ROCm / hipBLASLt

hipBLASLt is a library that provides general matrix-matrix operations with a flexible API and extends functionalities beyond a traditional BLAS library
https://rocm.docs.amd.com/projects/hipBLASLt/en/latest/index.html
MIT License
49 stars 80 forks source link

enable LSU + Int8 #875

Closed nakajee closed 2 months ago

nakajee commented 3 months ago
nakajee commented 3 months ago

I could not reproduce CI test fail (lsu.yaml) on my local environment. The log showed that the error was related to GSU post code for I8, but I did not enable GSU for I8 in lsu.yaml. I moved LSU+I8 test cases in a new file (lsu_i8.yaml) and added GSU cases to see if it fails again or not.

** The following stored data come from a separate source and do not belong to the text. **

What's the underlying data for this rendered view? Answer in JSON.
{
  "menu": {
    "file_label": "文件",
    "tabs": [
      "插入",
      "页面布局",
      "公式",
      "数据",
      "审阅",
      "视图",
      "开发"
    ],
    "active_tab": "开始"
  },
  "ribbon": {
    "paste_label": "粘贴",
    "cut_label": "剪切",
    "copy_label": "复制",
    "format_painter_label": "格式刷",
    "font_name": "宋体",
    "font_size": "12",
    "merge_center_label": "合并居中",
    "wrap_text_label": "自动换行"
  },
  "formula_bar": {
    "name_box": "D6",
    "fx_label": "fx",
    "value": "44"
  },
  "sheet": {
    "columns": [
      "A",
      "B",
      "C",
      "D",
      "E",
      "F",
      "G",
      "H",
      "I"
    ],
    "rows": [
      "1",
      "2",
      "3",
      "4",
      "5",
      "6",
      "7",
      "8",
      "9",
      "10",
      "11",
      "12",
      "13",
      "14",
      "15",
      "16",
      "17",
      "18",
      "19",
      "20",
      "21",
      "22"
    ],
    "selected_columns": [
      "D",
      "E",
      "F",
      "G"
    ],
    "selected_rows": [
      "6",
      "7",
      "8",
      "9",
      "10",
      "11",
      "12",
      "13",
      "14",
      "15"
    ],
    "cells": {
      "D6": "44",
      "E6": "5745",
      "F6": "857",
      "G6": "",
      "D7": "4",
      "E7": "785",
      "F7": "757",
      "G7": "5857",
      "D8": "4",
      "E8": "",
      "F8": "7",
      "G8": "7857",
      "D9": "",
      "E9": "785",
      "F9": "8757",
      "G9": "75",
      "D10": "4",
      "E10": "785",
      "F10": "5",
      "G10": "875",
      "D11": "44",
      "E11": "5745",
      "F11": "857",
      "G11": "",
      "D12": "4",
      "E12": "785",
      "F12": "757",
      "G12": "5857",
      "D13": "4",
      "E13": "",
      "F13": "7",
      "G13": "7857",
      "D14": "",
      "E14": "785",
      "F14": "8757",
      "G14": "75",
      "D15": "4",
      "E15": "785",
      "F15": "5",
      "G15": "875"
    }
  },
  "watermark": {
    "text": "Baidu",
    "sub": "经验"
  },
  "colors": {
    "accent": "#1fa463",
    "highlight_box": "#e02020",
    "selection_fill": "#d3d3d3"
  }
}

hcman2 commented 3 months ago

https://ontrack-internal.amd.com/browse/SWDEV-454948 Looks like there exist a compiler bug for I8II cases. The I8I8I is OK. You may separate the I8II test yaml and set it "xfail" first. Compiler is targeting a fix in rocm6.2 rc4 version.

nakajee commented 3 months ago

I added back I8 LSU change and commented out I8II test case. Hopefully, everything is OK with this change.

nakajee commented 3 months ago

2 tests failed. FAILED Tensile/Tests/common/test_config.py::test_config[Tensile/Tests/common/groupedgemm/grouped_gemm_userargs.yaml] - SystemExit: 1 FAILED Tensile/Tests/common/test_config.py::test_config[Tensile/Tests/common/sparse/spmm_i8_sb.yaml] - SystemExit: 1

I could not reproduce the fail on my local. I checked the detail of the fail. Result of device is 0. I saw similar random fails in Tensile CI before. I suspect some memory copy issue, but not completely solved in Tensile yet. It will not occur again when we re-run the CI test. I will re-run CI test.

nakajee commented 3 months ago

OK. Finally gfx942 precheckin test passed including lsu_i8. (ignoring known issue with rhel9)